Wahrscheinlich war er der meistfotografierte und -gefilmte Mensch der Geschichte. Womöglich ist nie zuvor ein Einzelner mit so vielen Menschen in Kontakt getreten: unmittelbar durch die Begegnung auf Audienzen oder Reisen, mittelbar über die Massenmedien. Mehr als zwei Milliarden Zuschauer sollen allein sein Requiem an den Fernsehbildschirmen verfolgt haben. Das Institut "Global Language Monitor" hat über 100 000 Zeitungsartikel und zwölf Millionen Internetzitate gezählt, die weltweit anlässlich seines Todes erschienen sind.
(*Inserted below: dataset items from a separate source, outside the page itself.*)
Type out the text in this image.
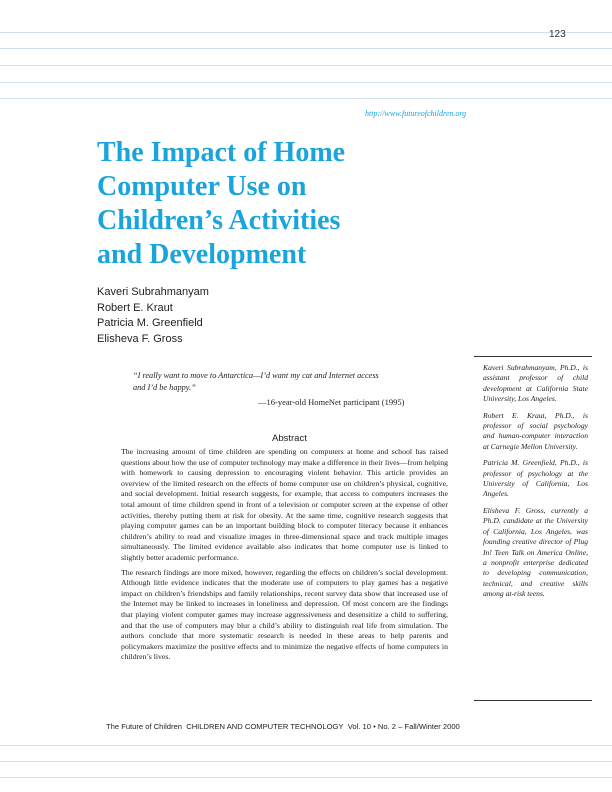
123
http://www.futureofchildren.org
The Impact of Home
Computer Use on
Children’s Activities
and Development
Kaveri Subrahmanyam
Robert E. Kraut
Patricia M. Greenfield
Elisheva F. Gross
“I really want to move to Antarctica—I’d want my cat and Internet access
and I’d be happy.”
—16-year-old HomeNet participant (1995)
Abstract

The increasing amount of time children are spending on computers at home and school has raised questions about how the use of computer technology may make a difference in their lives—from helping with homework to causing depression to encouraging violent behavior. This article provides an overview of the limited research on the effects of home computer use on children’s physical, cognitive, and social development. Initial research suggests, for example, that access to computers increases the total amount of time children spend in front of a television or computer screen at the expense of other activities, thereby putting them at risk for obesity. At the same time, cognitive research suggests that playing computer games can be an important building block to computer literacy because it enhances children’s ability to read and visualize images in three-dimensional space and track multiple images simultaneously. The limited evidence available also indicates that home computer use is linked to slightly better academic performance.

The research findings are more mixed, however, regarding the effects on children’s social development. Although little evidence indicates that the moderate use of computers to play games has a negative impact on children’s friendships and family relationships, recent survey data show that increased use of the Internet may be linked to increases in loneliness and depression. Of most concern are the findings that playing violent computer games may increase aggressiveness and desensitize a child to suffering, and that the use of computers may blur a child’s ability to distinguish real life from simulation. The authors conclude that more systematic research is needed in these areas to help parents and policymakers maximize the positive effects and to minimize the negative effects of home computers in children’s lives.

Kaveri Subrahmanyam, Ph.D., is assistant professor of child development at California State University, Los Angeles.

Robert E. Kraut, Ph.D., is professor of social psychology and human-computer interaction at Carnegie Mellon University.

Patricia M. Greenfield, Ph.D., is professor of psychology at the University of California, Los Angeles.

Elisheva F. Gross, currently a Ph.D. candidate at the University of California, Los Angeles, was founding creative director of Plug In! Teen Talk on America Online, a nonprofit enterprise dedicated to developing communication, technical, and creative skills among at-risk teens.

The Future of Children CHILDREN AND COMPUTER TECHNOLOGY Vol. 10 • No. 2 – Fall/Winter 2000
Er war der Papst der Superlative und ein medialer Superstar. Die Rede ist von Karol Wojtyla, dem "Great Communicator",
Die Päpste und die Medien
Als der polnische Kardinal am 16. Oktober 1978 zum Oberhaupt der römisch-katholischen Kirche gewählt wurde, gehörte zu einer seiner ersten Amtshandlungen eine Audienz für 1500 Medienvertreter. Von diesem besonderen Empfang berichtete die "Sunday Times", dass die eigentliche Ansprache des neuen Papstes nur 13 Minuten gedauert, Johannes Paul II. die Audienzhalle aber erst nach weiteren 50 Minuten verlassen habe. Entgegen den vatikanischen Gepflogenheiten gab der neue Papst nämlich einigen der anwesenden Journalisten nach seiner vorbereiteten Rede noch spontane Interviews. "So perhaps a new era is opening in the Vatican for the world's media", mutmaßte die Sunday Times damals.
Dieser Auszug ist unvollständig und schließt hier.